One of the most visually spectacular volumes is pictured here: a plate from the Supplement to Campi Phlegraei: Being an Account of the Great Eruption of Mount Vesuvius in the Month of August 1779, by Sir William Hamilton. The supplement contains “5 Plates Illuminated from Drawings Taken and Colour’d after Nature, Under the Inspection of the Author, by the Editor Mr. Peter Fabris.”

Also in this collection is Jesuit natural philosopher Athanasius Kircher’s work on magnetism, Magnes, sive De  arte  Magnetica opus  tripartitum (1643 ed.) which, among other things, describes his construction of a magnetic clock. Many significant works by philosophers of science are also represented.

Seven titles of the collection are incunables (books printed during the first fifty years of printing technology). Among these is one printed near the end of the fifteenth century (the precise date is uncertain) titled Judicium Jovis in valle amenitatis habitum, by Paulus Niavis (1460–1514), which recounts a trial of a man accused of mining mountains, conducted by the Roman god Jupiter.

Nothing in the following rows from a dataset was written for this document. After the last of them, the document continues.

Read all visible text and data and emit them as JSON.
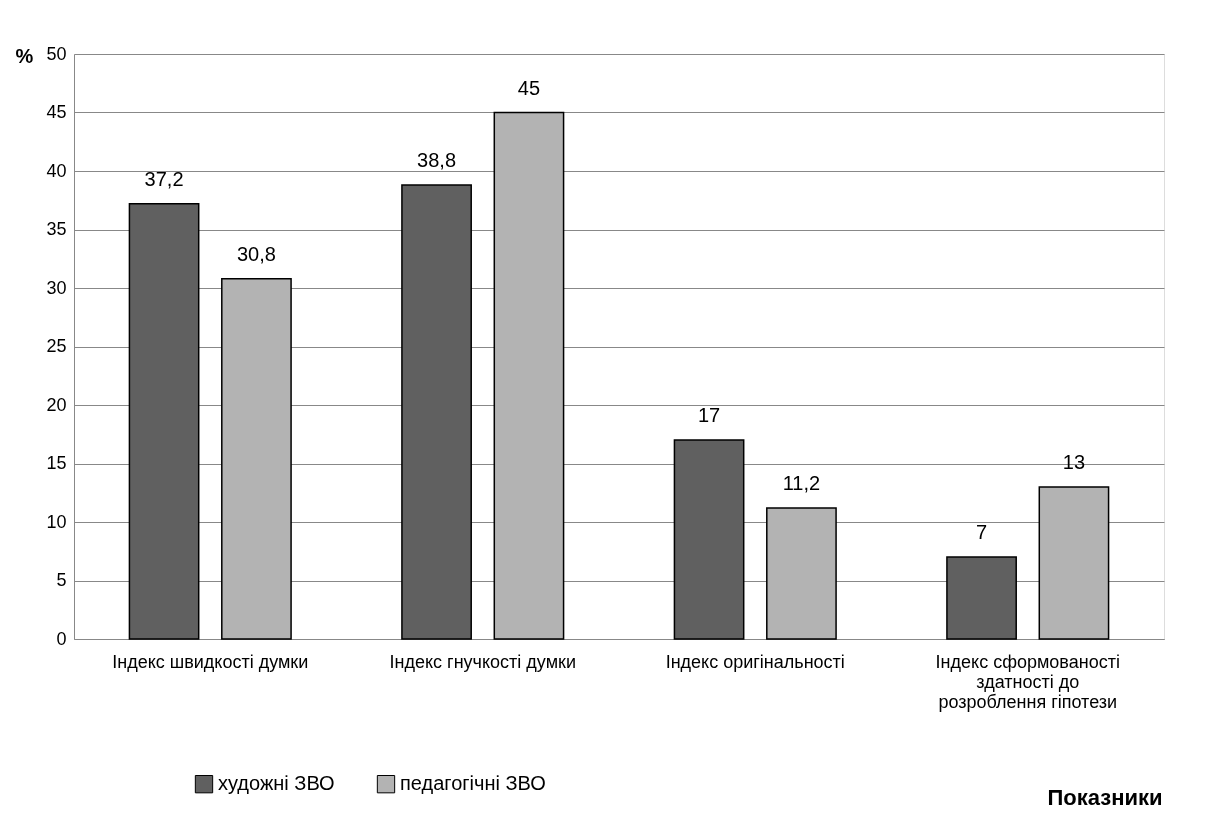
{
  "chart_data": {
    "type": "bar",
    "ylabel": "%",
    "xlabel": "Показники",
    "categories": [
      "Індекс швидкості думки",
      "Індекс гнучкості думки",
      "Індекс оригінальності",
      "Індекс сформованості здатності до розроблення гіпотези"
    ],
    "series": [
      {
        "name": "художні ЗВО",
        "color": "#606060",
        "values": [
          37.2,
          38.8,
          17,
          7
        ],
        "value_labels": [
          "37,2",
          "38,8",
          "17",
          "7"
        ]
      },
      {
        "name": "педагогічні ЗВО",
        "color": "#b3b3b3",
        "values": [
          30.8,
          45,
          11.2,
          13
        ],
        "value_labels": [
          "30,8",
          "45",
          "11,2",
          "13"
        ]
      }
    ],
    "ylim": [
      0,
      50
    ],
    "yticks": [
      0,
      5,
      10,
      15,
      20,
      25,
      30,
      35,
      40,
      45,
      50
    ],
    "grid": "y",
    "legend": "bottom"
  }
}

Published holdings in several areas of the history of science complement this collection: the Redpath Tracts include the Siemens Engineering Collection, which consists largely of nineteenth-century offprints and pamphlets; and the Sir [John] William Dawson Pamphlet Collection contains nineteenth-century offprints and pamphlets on geological and other scientific topics. In addition, researchers can consult the archival papers of Frank Dawson Adams from his tenure as dean of the Faculty of Engineering and vice-principal of the university; and the John William Dawson Fonds of correspondence and professional records.